Cheaper bandwidth or bust: How Google saved YouTube
YouTube, the Web's de-facto video service, is turning 10 this year. The site has become so indispensable that it feels like a basic part of the Internet itself rather than a service that lives on top of it. YouTube is just the place to put videos, and it's used by everyone from individuals to billion-dollar companies. It's obvious to say, but YouTube revolutionized Web video. It made video uploading and playback almost as easy as uploading a picture, handled all the bandwidth costs, and it allowed anyone to embed those videos onto other sites.
The scale of YouTube gets more breathtaking every year. It has a billion users in 61 languages, and 12 days of video are uploaded to the site every minute—that's almost 50 years of video every day. The site just continues growing. The number of hours watched on YouTube is up 50 percent from last year.

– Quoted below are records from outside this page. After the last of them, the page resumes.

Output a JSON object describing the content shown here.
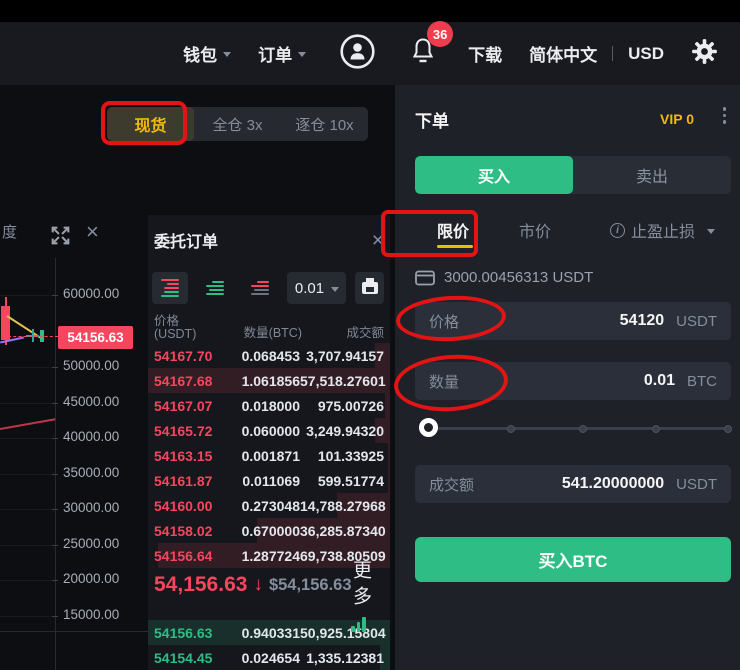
{
  "topbar": {
    "wallet": "钱包",
    "orders": "订单",
    "download": "下载",
    "language": "简体中文",
    "currency": "USD",
    "notification_count": "36"
  },
  "market_tabs": {
    "spot": "现货",
    "cross": "全仓 3x",
    "isolated": "逐仓 10x"
  },
  "chart": {
    "corner_label": "度",
    "axis_labels": [
      "60000.00",
      "50000.00",
      "45000.00",
      "40000.00",
      "35000.00",
      "30000.00",
      "25000.00",
      "20000.00",
      "15000.00"
    ],
    "price_tag": "54156.63"
  },
  "orderbook": {
    "title": "委托订单",
    "precision": "0.01",
    "headers": {
      "price_line1": "价格",
      "price_line2": "(USDT)",
      "amount": "数量(BTC)",
      "total": "成交额"
    },
    "asks": [
      {
        "price": "54167.70",
        "amount": "0.068453",
        "total": "3,707.94157",
        "depth": 6
      },
      {
        "price": "54167.68",
        "amount": "1.061856",
        "total": "57,518.27601",
        "depth": 100
      },
      {
        "price": "54167.07",
        "amount": "0.018000",
        "total": "975.00726",
        "depth": 2
      },
      {
        "price": "54165.72",
        "amount": "0.060000",
        "total": "3,249.94320",
        "depth": 6
      },
      {
        "price": "54163.15",
        "amount": "0.001871",
        "total": "101.33925",
        "depth": 1
      },
      {
        "price": "54161.87",
        "amount": "0.011069",
        "total": "599.51774",
        "depth": 1
      },
      {
        "price": "54160.00",
        "amount": "0.273048",
        "total": "14,788.27968",
        "depth": 22
      },
      {
        "price": "54158.02",
        "amount": "0.670000",
        "total": "36,285.87340",
        "depth": 55
      },
      {
        "price": "54156.64",
        "amount": "1.287724",
        "total": "69,738.80509",
        "depth": 96
      }
    ],
    "last_price": "54,156.63",
    "last_arrow": "↓",
    "last_price_usd": "$54,156.63",
    "more_label": "更多",
    "bids": [
      {
        "price": "54156.63",
        "amount": "0.940331",
        "total": "50,925.15804",
        "depth": 100
      },
      {
        "price": "54154.45",
        "amount": "0.024654",
        "total": "1,335.12381",
        "depth": 4
      }
    ]
  },
  "order_panel": {
    "title": "下单",
    "vip": "VIP 0",
    "buy_tab": "买入",
    "sell_tab": "卖出",
    "tab_limit": "限价",
    "tab_market": "市价",
    "tab_stop": "止盈止损",
    "balance": "3000.00456313 USDT",
    "price": {
      "label": "价格",
      "value": "54120",
      "unit": "USDT"
    },
    "amount": {
      "label": "数量",
      "value": "0.01",
      "unit": "BTC"
    },
    "total": {
      "label": "成交额",
      "value": "541.20000000",
      "unit": "USDT"
    },
    "submit": "买入BTC"
  },
  "colors": {
    "green": "#2ebd85",
    "red": "#f6465d",
    "gold": "#f0b90b",
    "annotation": "#e51414"
  }
}
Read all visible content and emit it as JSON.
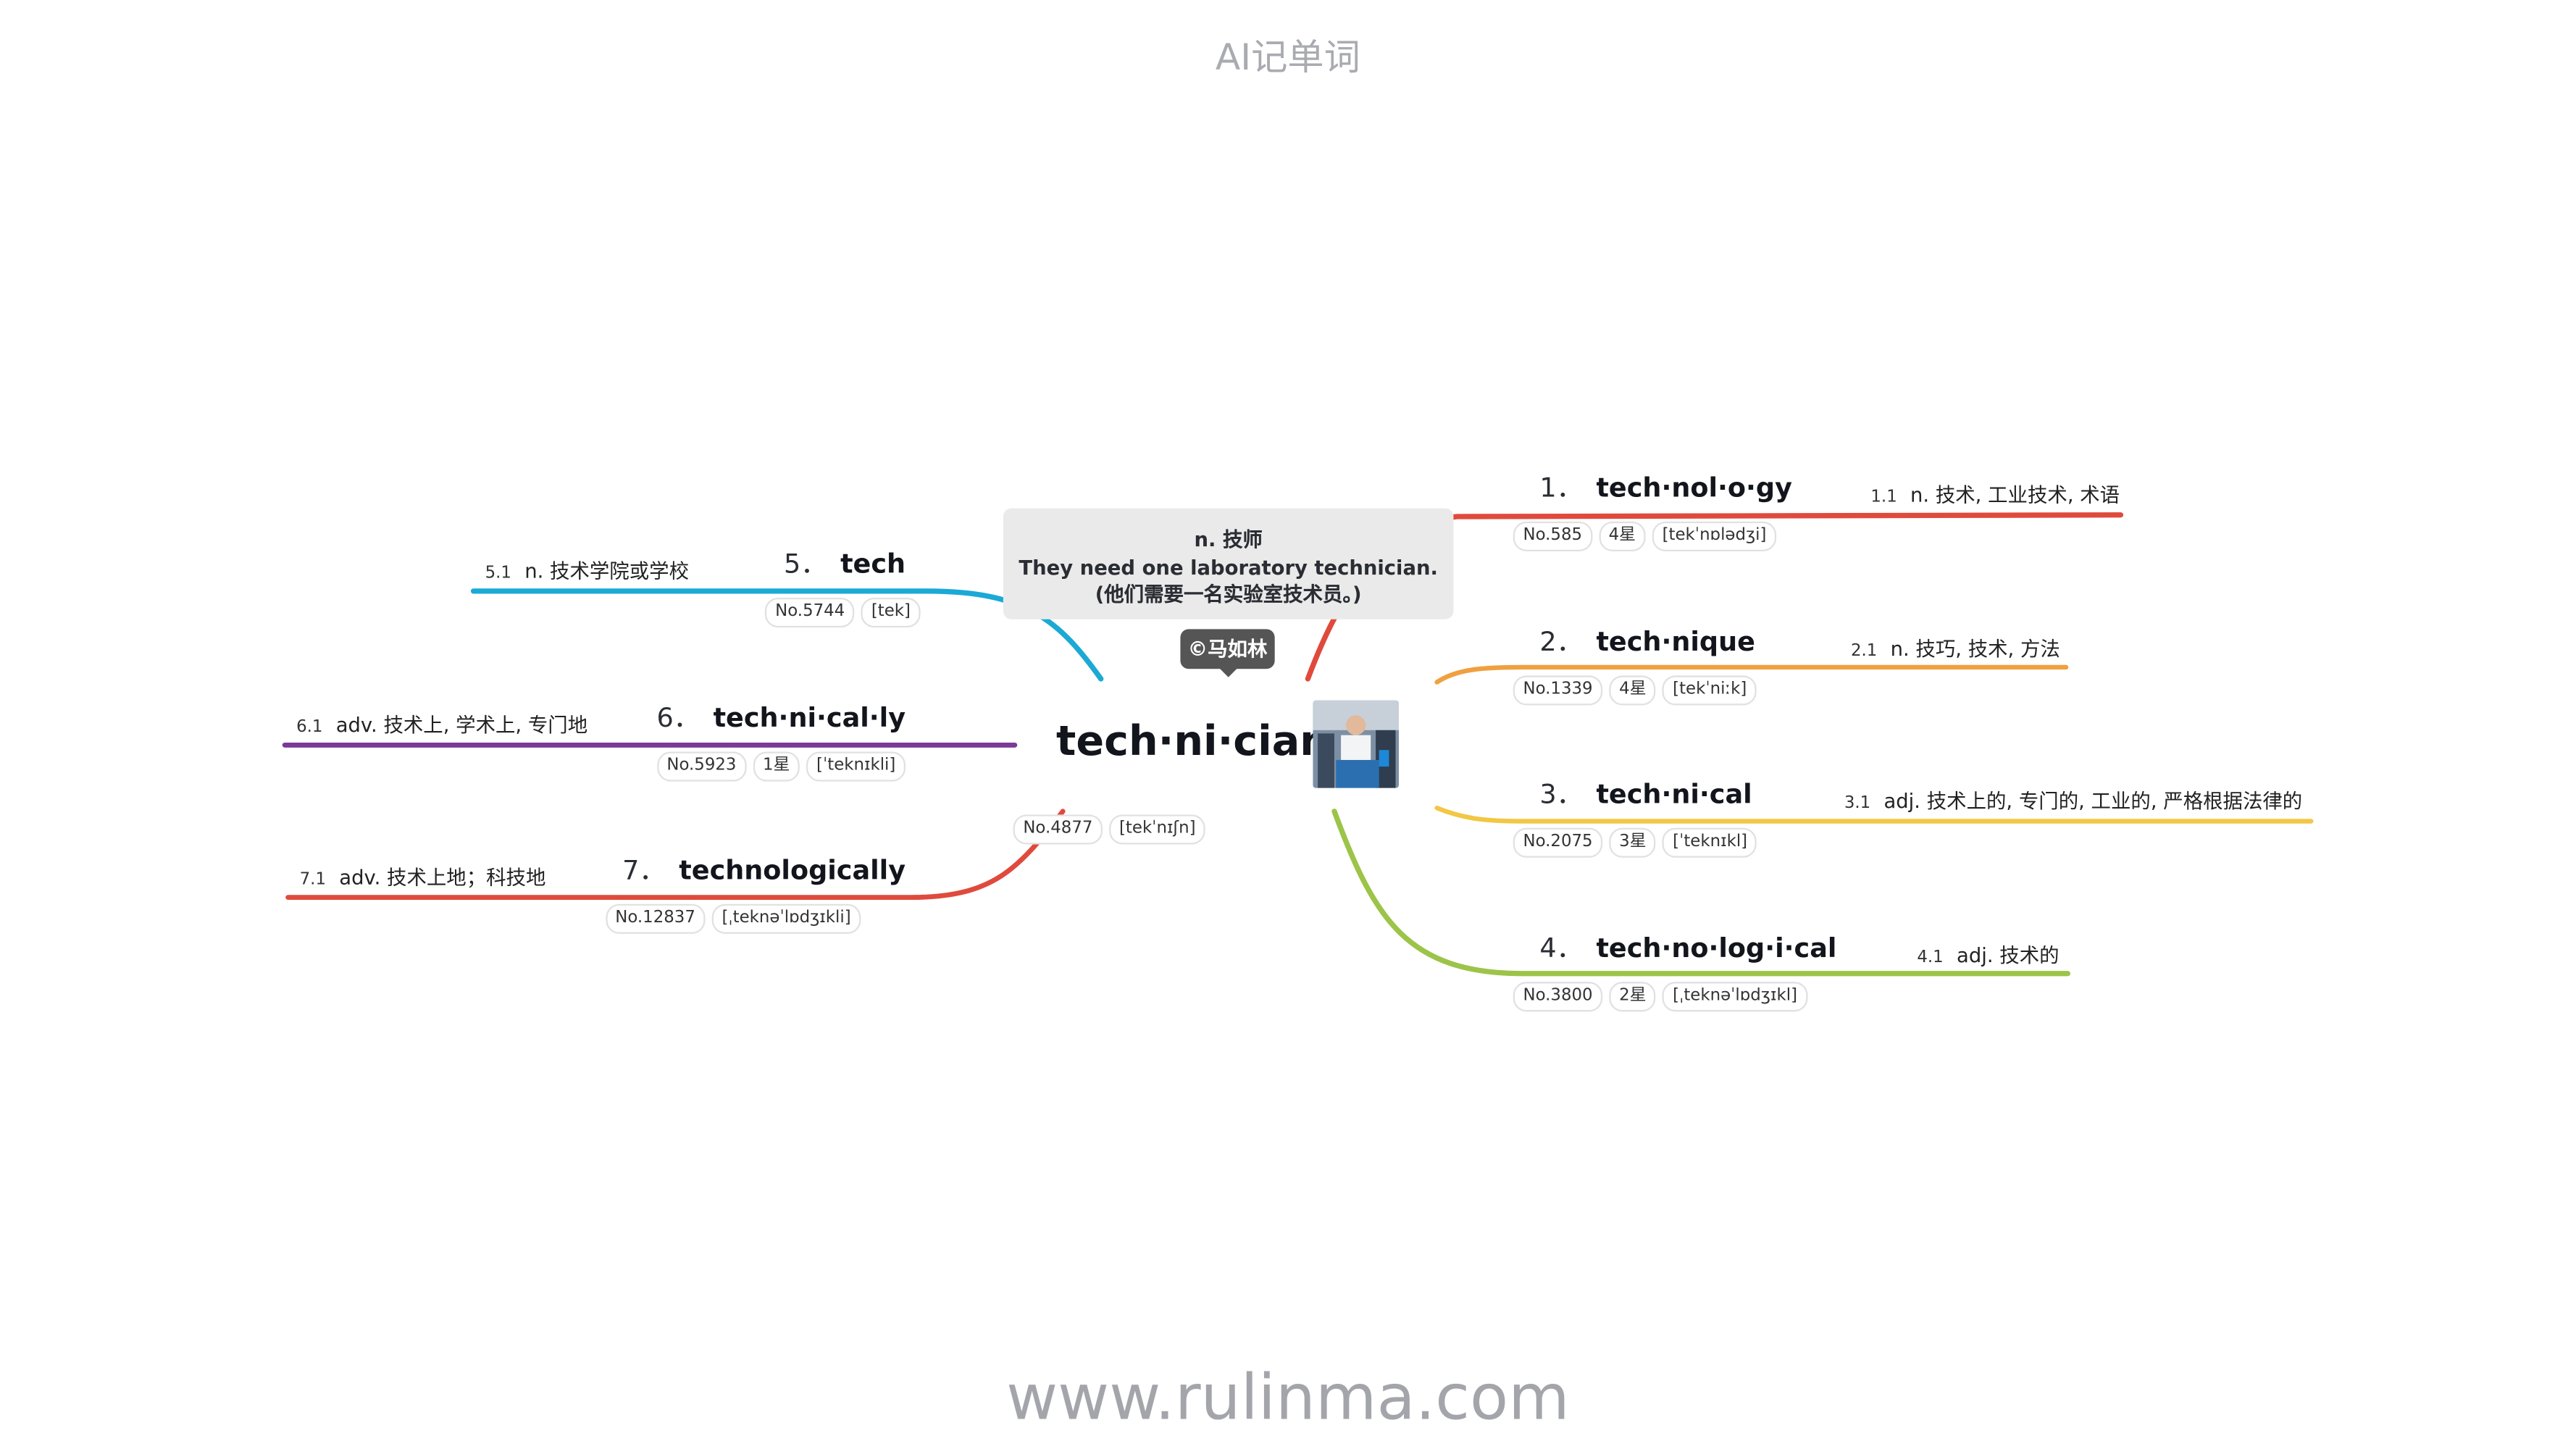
{
  "header": "AI记单词",
  "footer": "www.rulinma.com",
  "center": {
    "word": "tech·ni·cian",
    "no": "No.4877",
    "phonetic": "[tekˈnɪʃn]",
    "meaning": "n. 技师",
    "example": "They need one laboratory technician. (他们需要一名实验室技术员。)",
    "author": "©马如林"
  },
  "branches": [
    {
      "num": "1．",
      "word": "tech·nol·o·gy",
      "def_index": "1.1",
      "def": "n. 技术, 工业技术, 术语",
      "tags": [
        "No.585",
        "4星",
        "[tekˈnɒlədʒi]"
      ],
      "color": "#e04a3c"
    },
    {
      "num": "2．",
      "word": "tech·nique",
      "def_index": "2.1",
      "def": "n. 技巧, 技术, 方法",
      "tags": [
        "No.1339",
        "4星",
        "[tekˈniːk]"
      ],
      "color": "#f0a040"
    },
    {
      "num": "3．",
      "word": "tech·ni·cal",
      "def_index": "3.1",
      "def": "adj. 技术上的, 专门的, 工业的, 严格根据法律的",
      "tags": [
        "No.2075",
        "3星",
        "[ˈteknɪkl]"
      ],
      "color": "#f2c744"
    },
    {
      "num": "4．",
      "word": "tech·no·log·i·cal",
      "def_index": "4.1",
      "def": "adj. 技术的",
      "tags": [
        "No.3800",
        "2星",
        "[ˌteknəˈlɒdʒɪkl]"
      ],
      "color": "#9cc448"
    },
    {
      "num": "5．",
      "word": "tech",
      "def_index": "5.1",
      "def": "n. 技术学院或学校",
      "tags": [
        "No.5744",
        "[tek]"
      ],
      "color": "#1ba9d6"
    },
    {
      "num": "6．",
      "word": "tech·ni·cal·ly",
      "def_index": "6.1",
      "def": "adv. 技术上, 学术上, 专门地",
      "tags": [
        "No.5923",
        "1星",
        "[ˈteknɪkli]"
      ],
      "color": "#7b3a97"
    },
    {
      "num": "7．",
      "word": "technologically",
      "def_index": "7.1",
      "def": "adv. 技术上地；科技地",
      "tags": [
        "No.12837",
        "[ˌteknəˈlɒdʒɪkli]"
      ],
      "color": "#e04a3c"
    }
  ]
}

It's easy to forget YouTube almost didn't make it. Survival for the site was a near-constant battle in the early days. The company not only fought the bandwidth monster, but it faced an army of lawyers from various media companies that all wanted to shut the video service down. But thanks to cash backing from Google, the site was able to fend off the lawyers. And by staying at the forefront of Web and server technology, YouTube managed to serve videos to the entire Internet without being bankrupted by bandwidth bills.